Turning to the issue of erroneous deprivation, the Court relied upon the statistics published by the Office of Medicare Hearings and Appeal (“OMHA”) which documented the “high rate at which lower administrative decisions are fully overturned” by the ALJ.   Based on the OMHA statistics, revealing between a 38 and 44% reversal rate, the Court held that denying Family Rehab an ALJ hearing created a substantial risk of erroneous deprivation.  In addition to discussing the obvious merits of an ALJ hearing that are not present upon escalation to the Departmental Appeals Board (“DAB”) or the federal courts, Judge Kincaide found that the ALJ hearing was the congressionally-sanctioned step designed to decrease the risk of erroneous deprivation.   Because escalation requires a provider to give up its right to an ALJ hearing and permits the DAB to rely solely upon the QIC record, the Court found escalation to be an insufficient remedy against the risk of erroneous deprivation.

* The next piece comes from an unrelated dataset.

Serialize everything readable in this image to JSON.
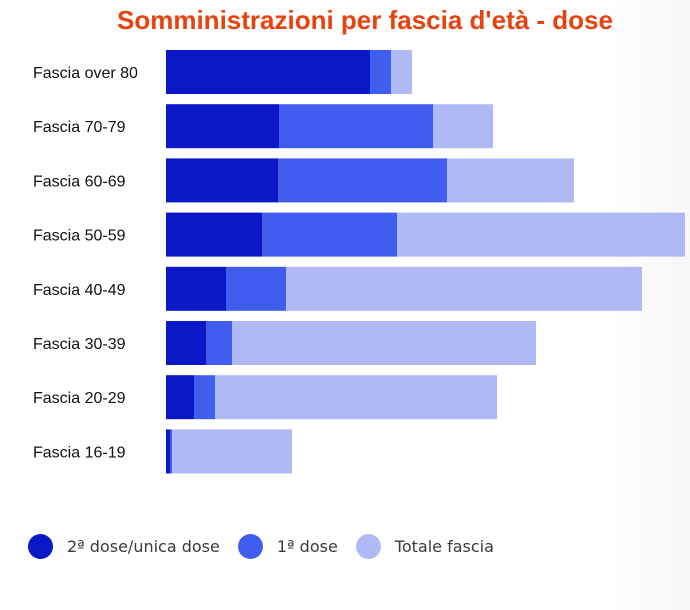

Finally, the Court rejected the government’s argument that a delay in recouping alleged overpayments would affect the government’s interest in efficient administration and preservation of the Medicare fund, noting that Family Rehab was a viable business prior to the recoupment and was able to rebuild and resume operations once Medicare was enjoined from recouping the overpayment.   Finding that going out of business was an irreparable injury, the Court noted that a payment plan option did not nullify the risk of irreparable injury and was in fact nothing more than a “prolonged termination.”  As to the government’s argument that Family Rehab’s decision to not pursue a payment plan constituted a “self-inflicted injury,” the Court noted that the government was attempting to have it both ways.  In essence, the government’s argument resulted in exempting itself from compliance while penalizing the provider for not electing an option provided by the statute.   In describing the argument as based on a double-standard, the Court cited the Fifth Circuit decision granting Family Rehab jurisdiction to seek injunctive relief:  “We must ‘be especially sensitive’ to irreparable injury where the Government seeks to require claimants to exhaust administrative remedies merely to enable them to receive the [rights] they should have been afforded in the first place.”  Family Rehab., Inc., 886 F.3d at 504 (citing Bowen, 476 U.S. 467, 484 (1986)).

In conclusion, the Court found that the ALJ stage was critical to decreasing the risk of erroneous deprivation, and the impact on Family Rehab’s private interest (its very existence) was substantially greater than that of the government such that precluding Family Rehab from the ALJ hearing before recoupment violates its right to procedural due process.